In September, Nasdaq, the world’s second-largest stock exchange, submitted an application to the US securities regulator seeking permission to allow tokenized stocks to trade under the same rules as traditional equities.

Platforms such as Robinhood, Gemini, and Kraken have launched tokenized stocks in Europe, while Coinbase and Robinhood are seeking approval to offer similar products in the US. In a major step for the segment, the US Securities and Exchange Commission (SEC) earlier this month allowed the Depository Trust & Clearing Corp. (DTCC)—the central clearing and settlement body for US equities—to provide certain securities tokenization services to market participants.

What are the pros and cons of this asset class?

One of the biggest advantages of asset tokenization is that it enables fractional ownership of high-value, illiquid assets such as real estate or collectibles. This lowers the entry barrier for investors and broadens access to asset classes traditionally reserved for wealthy individuals or institutions—imagine owning 1% of a heritage building, a Van Gogh painting or a rare watch collection.

By making it easier to buy and sell asset fractions, tokenization can also improve liquidity. Blockchain-based records may enhance transparency by giving participants access to a shared source of data. Fewer intermediaries and automated smart contracts can reduce transaction costs and speed up settlements. For investors, tokenised assets also offer diversification beyond traditional stocks and bonds.

However, the risks are significant at this stage. Many tokenized products—particularly stocks—resemble derivatives rather than true ownership, often lacking voting rights, dividends or robust disclosures. Earlier this year, for instance, Robinhood offered tokenized shares of high-profile private companies such as OpenAI and SpaceX to European investors. OpenAI later clarified that it does not recognize these tokens and that they should not be construed as equity in the company.

Regulatory uncertainty remains high, with investor protections varying widely across jurisdictions. Legal recognition of digital ownership can be unclear, creating enforcement risks. Critics also argue that vehicles such as REITs and InvITs already offer exposure to real estate and infrastructure, and that tokenization adds limited incremental value.

Valuation is another challenge, particularly for unique assets, and prices may be volatile in secondary markets. Additional risks include tax complexity, counterparty exposure and cybersecurity threats.

What is the global regulatory position on these assets?

Regulation is evolving alongside the broader crypto ecosystem. In the US, the SEC has consistently stressed that tokenised securities do not escape existing securities laws simply because they are issued on a blockchain.

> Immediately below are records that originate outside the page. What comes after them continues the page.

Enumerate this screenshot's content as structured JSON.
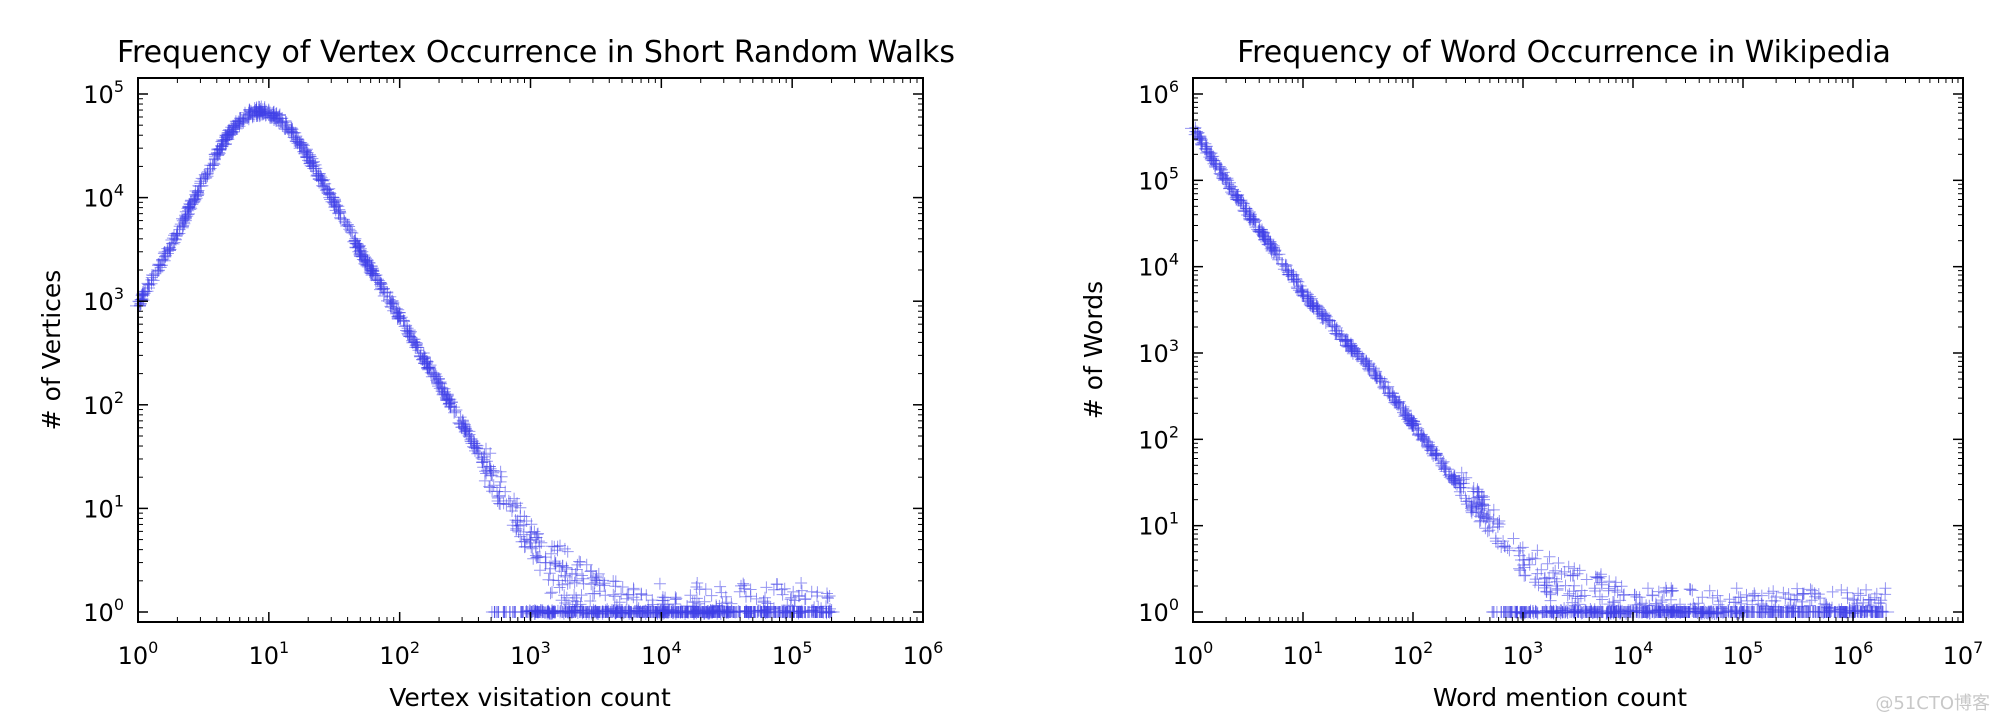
{
  "chart_data": [
    {
      "type": "scatter",
      "title": "Frequency of Vertex Occurrence in Short Random Walks",
      "xlabel": "Vertex visitation count",
      "ylabel": "# of Vertices",
      "xscale": "log",
      "yscale": "log",
      "xlim": [
        1,
        1000000
      ],
      "ylim": [
        1,
        100000
      ],
      "x_ticks": [
        "10^0",
        "10^1",
        "10^2",
        "10^3",
        "10^4",
        "10^5",
        "10^6"
      ],
      "y_ticks": [
        "10^0",
        "10^1",
        "10^2",
        "10^3",
        "10^4",
        "10^5"
      ],
      "marker": "+",
      "color": "#3f3fe8",
      "series": [
        {
          "points": [
            [
              1,
              900
            ],
            [
              2,
              4500
            ],
            [
              3,
              13000
            ],
            [
              4,
              26000
            ],
            [
              5,
              42000
            ],
            [
              6,
              55000
            ],
            [
              7,
              63000
            ],
            [
              8,
              67000
            ],
            [
              9,
              68000
            ],
            [
              10,
              66000
            ],
            [
              12,
              58000
            ],
            [
              15,
              42000
            ],
            [
              20,
              25000
            ],
            [
              30,
              10000
            ],
            [
              50,
              3000
            ],
            [
              100,
              700
            ],
            [
              200,
              160
            ],
            [
              300,
              65
            ],
            [
              500,
              22
            ],
            [
              700,
              11
            ],
            [
              1000,
              5
            ],
            [
              1300,
              3
            ],
            [
              2000,
              2
            ],
            [
              3000,
              1.5
            ],
            [
              5000,
              1
            ],
            [
              10000,
              1
            ],
            [
              20000,
              1
            ],
            [
              100000,
              1
            ],
            [
              200000,
              1
            ]
          ]
        }
      ]
    },
    {
      "type": "scatter",
      "title": "Frequency of Word Occurrence in Wikipedia",
      "xlabel": "Word mention count",
      "ylabel": "# of Words",
      "xscale": "log",
      "yscale": "log",
      "xlim": [
        1,
        10000000
      ],
      "ylim": [
        1,
        1000000
      ],
      "x_ticks": [
        "10^0",
        "10^1",
        "10^2",
        "10^3",
        "10^4",
        "10^5",
        "10^6",
        "10^7"
      ],
      "y_ticks": [
        "10^0",
        "10^1",
        "10^2",
        "10^3",
        "10^4",
        "10^5",
        "10^6"
      ],
      "marker": "+",
      "color": "#3f3fe8",
      "series": [
        {
          "points": [
            [
              1,
              400000
            ],
            [
              2,
              100000
            ],
            [
              3,
              45000
            ],
            [
              4,
              27000
            ],
            [
              5,
              18000
            ],
            [
              10,
              5000
            ],
            [
              20,
              1800
            ],
            [
              50,
              500
            ],
            [
              100,
              150
            ],
            [
              200,
              45
            ],
            [
              500,
              12
            ],
            [
              1000,
              4
            ],
            [
              2000,
              2
            ],
            [
              5000,
              1.5
            ],
            [
              10000,
              1
            ],
            [
              20000,
              1
            ],
            [
              1000000,
              1
            ],
            [
              2000000,
              1
            ]
          ]
        }
      ]
    }
  ],
  "watermark": "@51CTO博客"
}
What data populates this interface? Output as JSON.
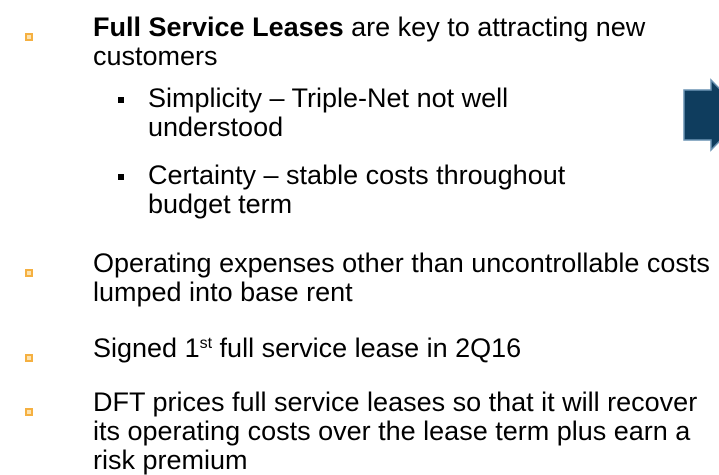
{
  "bullets": [
    {
      "bold": "Full Service Leases",
      "text": " are key to attracting new customers",
      "sub": [
        "Simplicity – Triple-Net not well understood",
        "Certainty – stable costs throughout budget term"
      ]
    },
    {
      "text": "Operating expenses other than uncontrollable costs lumped into base rent"
    },
    {
      "text_before": "Signed 1",
      "sup": "st",
      "text_after": " full service lease in 2Q16"
    },
    {
      "text": "DFT prices full service leases so that it will recover its operating costs over the lease term plus earn a risk premium"
    }
  ]
}
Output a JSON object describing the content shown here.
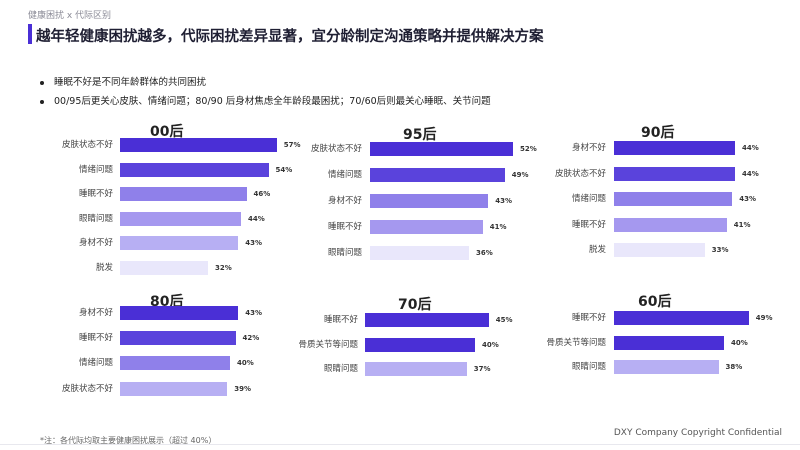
{
  "header": {
    "crumb": "健康困扰 x 代际区别",
    "title": "越年轻健康困扰越多，代际困扰差异显著，宜分龄制定沟通策略并提供解决方案"
  },
  "bullets": [
    "睡眠不好是不同年龄群体的共同困扰",
    "00/95后更关心皮肤、情绪问题；80/90 后身材焦虑全年龄段最困扰；70/60后则最关心睡眠、关节问题"
  ],
  "footnote": "*注：各代际均取主要健康困扰展示（超过 40%）",
  "copyright": "DXY Company Copyright Confidential",
  "colors": [
    "#4a2fd6",
    "#5a43dc",
    "#8f80ea",
    "#a598ef",
    "#b7aff3",
    "#e9e7fb"
  ],
  "chart_data": [
    {
      "type": "bar",
      "title": "00后",
      "categories": [
        "皮肤状态不好",
        "情绪问题",
        "睡眠不好",
        "眼睛问题",
        "身材不好",
        "脱发"
      ],
      "values": [
        57,
        54,
        46,
        44,
        43,
        32
      ],
      "value_labels": [
        "57%",
        "54%",
        "46%",
        "44%",
        "43%",
        "32%"
      ]
    },
    {
      "type": "bar",
      "title": "95后",
      "categories": [
        "皮肤状态不好",
        "情绪问题",
        "身材不好",
        "睡眠不好",
        "眼睛问题"
      ],
      "values": [
        52,
        49,
        43,
        41,
        36
      ],
      "value_labels": [
        "52%",
        "49%",
        "43%",
        "41%",
        "36%"
      ]
    },
    {
      "type": "bar",
      "title": "90后",
      "categories": [
        "身材不好",
        "皮肤状态不好",
        "情绪问题",
        "睡眠不好",
        "脱发"
      ],
      "values": [
        44,
        44,
        43,
        41,
        33
      ],
      "value_labels": [
        "44%",
        "44%",
        "43%",
        "41%",
        "33%"
      ]
    },
    {
      "type": "bar",
      "title": "80后",
      "categories": [
        "身材不好",
        "睡眠不好",
        "情绪问题",
        "皮肤状态不好"
      ],
      "values": [
        43,
        42,
        40,
        39
      ],
      "value_labels": [
        "43%",
        "42%",
        "40%",
        "39%"
      ]
    },
    {
      "type": "bar",
      "title": "70后",
      "categories": [
        "睡眠不好",
        "骨质关节等问题",
        "眼睛问题"
      ],
      "values": [
        45,
        40,
        37
      ],
      "value_labels": [
        "45%",
        "40%",
        "37%"
      ]
    },
    {
      "type": "bar",
      "title": "60后",
      "categories": [
        "睡眠不好",
        "骨质关节等问题",
        "眼睛问题"
      ],
      "values": [
        49,
        40,
        38
      ],
      "value_labels": [
        "49%",
        "40%",
        "38%"
      ]
    }
  ]
}
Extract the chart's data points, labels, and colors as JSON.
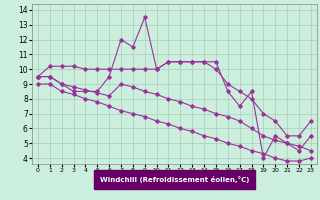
{
  "xlabel": "Windchill (Refroidissement éolien,°C)",
  "bg_color": "#cceedd",
  "grid_color": "#aaccbb",
  "line_color": "#993399",
  "x_ticks": [
    0,
    1,
    2,
    3,
    4,
    5,
    6,
    7,
    8,
    9,
    10,
    11,
    12,
    13,
    14,
    15,
    16,
    17,
    18,
    19,
    20,
    21,
    22,
    23
  ],
  "y_ticks": [
    4,
    5,
    6,
    7,
    8,
    9,
    10,
    11,
    12,
    13,
    14
  ],
  "ylim": [
    3.6,
    14.4
  ],
  "xlim": [
    -0.5,
    23.5
  ],
  "series": [
    {
      "x": [
        0,
        1,
        2,
        3,
        4,
        5,
        6,
        7,
        8,
        9,
        10,
        11,
        12,
        13,
        14,
        15,
        16,
        17,
        18,
        19,
        20,
        21,
        22,
        23
      ],
      "y": [
        9.5,
        10.2,
        10.2,
        10.2,
        10.0,
        10.0,
        10.0,
        10.0,
        10.0,
        10.0,
        10.0,
        10.5,
        10.5,
        10.5,
        10.5,
        10.0,
        9.0,
        8.5,
        8.0,
        7.0,
        6.5,
        5.5,
        5.5,
        6.5
      ]
    },
    {
      "x": [
        0,
        1,
        2,
        3,
        4,
        5,
        6,
        7,
        8,
        9,
        10,
        11,
        12,
        13,
        14,
        15,
        16,
        17,
        18,
        19,
        20,
        21,
        22,
        23
      ],
      "y": [
        9.5,
        9.5,
        9.0,
        8.5,
        8.5,
        8.5,
        9.5,
        12.0,
        11.5,
        13.5,
        10.0,
        10.5,
        10.5,
        10.5,
        10.5,
        10.5,
        8.5,
        7.5,
        8.5,
        4.0,
        5.5,
        5.0,
        4.5,
        5.5
      ]
    },
    {
      "x": [
        0,
        1,
        2,
        3,
        4,
        5,
        6,
        7,
        8,
        9,
        10,
        11,
        12,
        13,
        14,
        15,
        16,
        17,
        18,
        19,
        20,
        21,
        22,
        23
      ],
      "y": [
        9.5,
        9.5,
        9.0,
        8.8,
        8.6,
        8.4,
        8.2,
        9.0,
        8.8,
        8.5,
        8.3,
        8.0,
        7.8,
        7.5,
        7.3,
        7.0,
        6.8,
        6.5,
        6.0,
        5.5,
        5.2,
        5.0,
        4.8,
        4.5
      ]
    },
    {
      "x": [
        0,
        1,
        2,
        3,
        4,
        5,
        6,
        7,
        8,
        9,
        10,
        11,
        12,
        13,
        14,
        15,
        16,
        17,
        18,
        19,
        20,
        21,
        22,
        23
      ],
      "y": [
        9.0,
        9.0,
        8.5,
        8.3,
        8.0,
        7.8,
        7.5,
        7.2,
        7.0,
        6.8,
        6.5,
        6.3,
        6.0,
        5.8,
        5.5,
        5.3,
        5.0,
        4.8,
        4.5,
        4.3,
        4.0,
        3.8,
        3.8,
        4.0
      ]
    }
  ]
}
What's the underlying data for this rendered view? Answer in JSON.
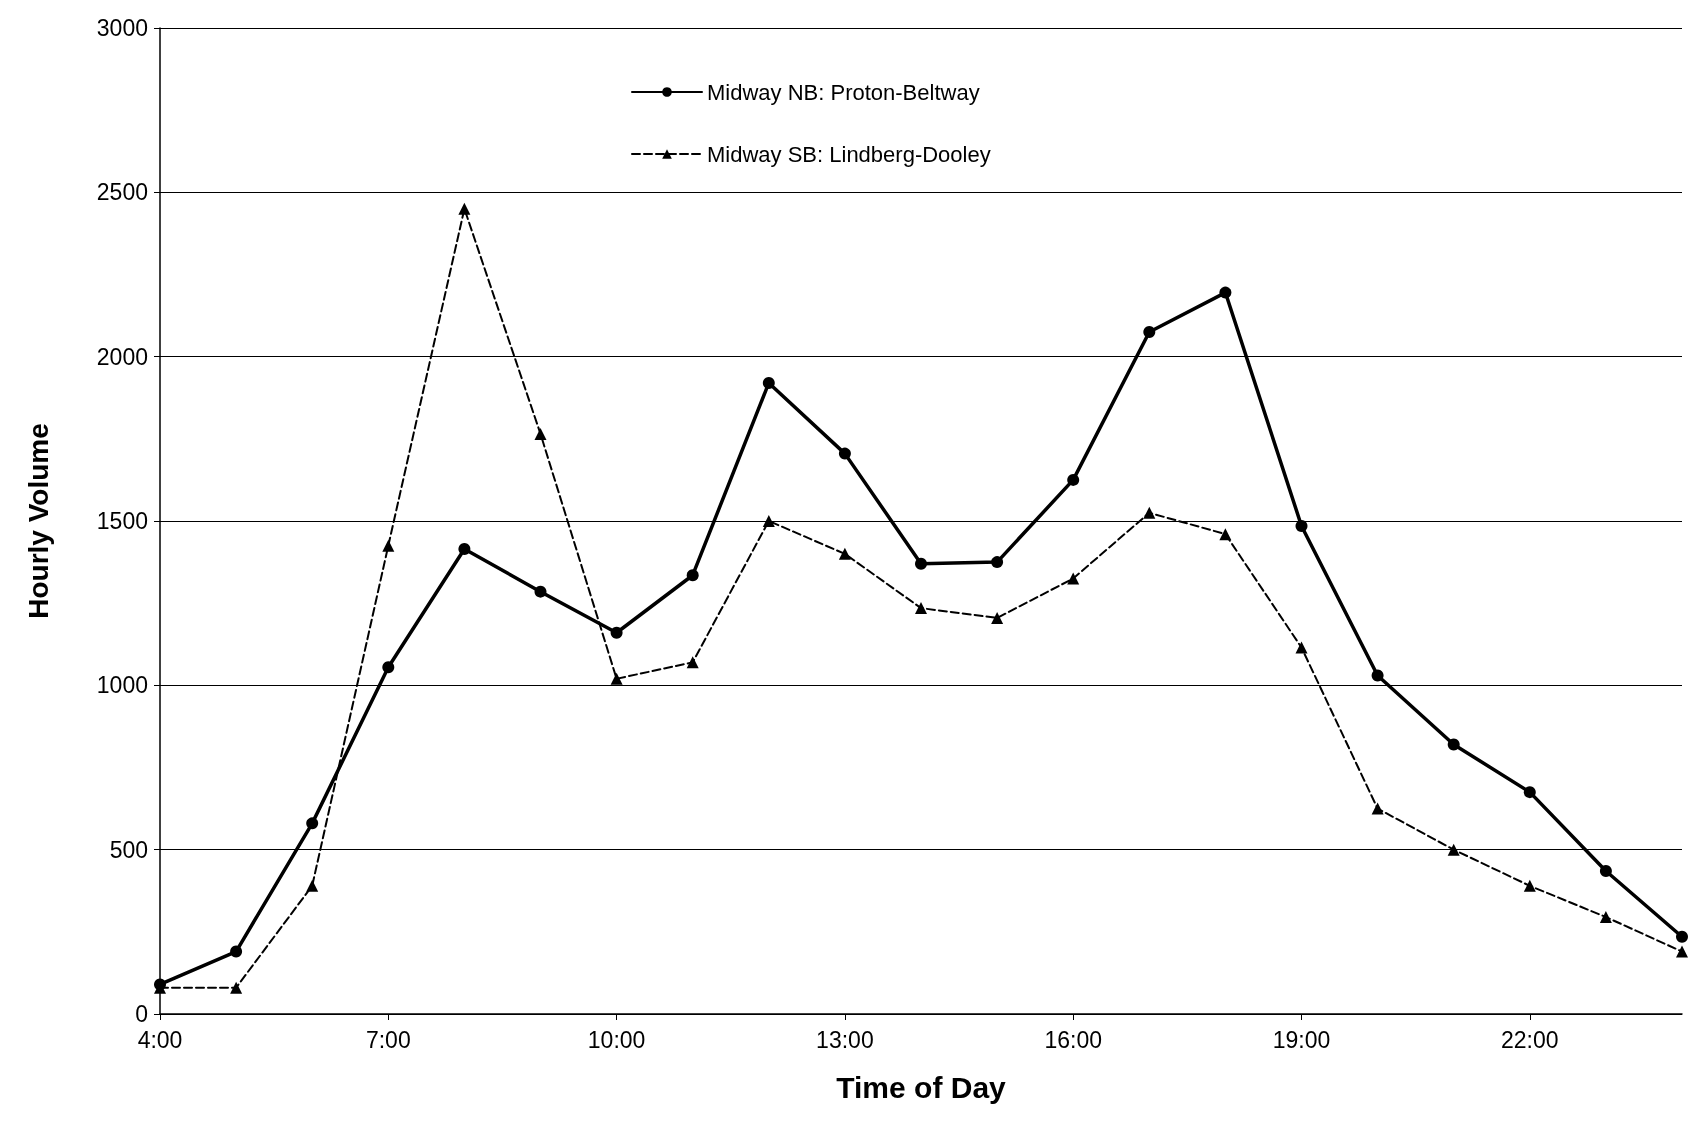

In a July statement, SEC commissioner Hester Peirce said that while blockchain technology can facilitate issuance and trading, “tokenized securities are still securities,” and market participants must comply with federal rules on disclosure, registration and trading, regardless of format. The SEC’s recent approval for the DTCC has fuelled expectations of faster integration of tokenised securities into the traditional market infrastructure.

In the European Union, tokenized assets fall under the Markets in Crypto-Assets (MiCA) regulation. The European Central Bank has also launched a pilot programme to promote tokenization. Markets such as Singapore and Dubai, among others, have similarly established regulatory frameworks to oversee asset tokenization.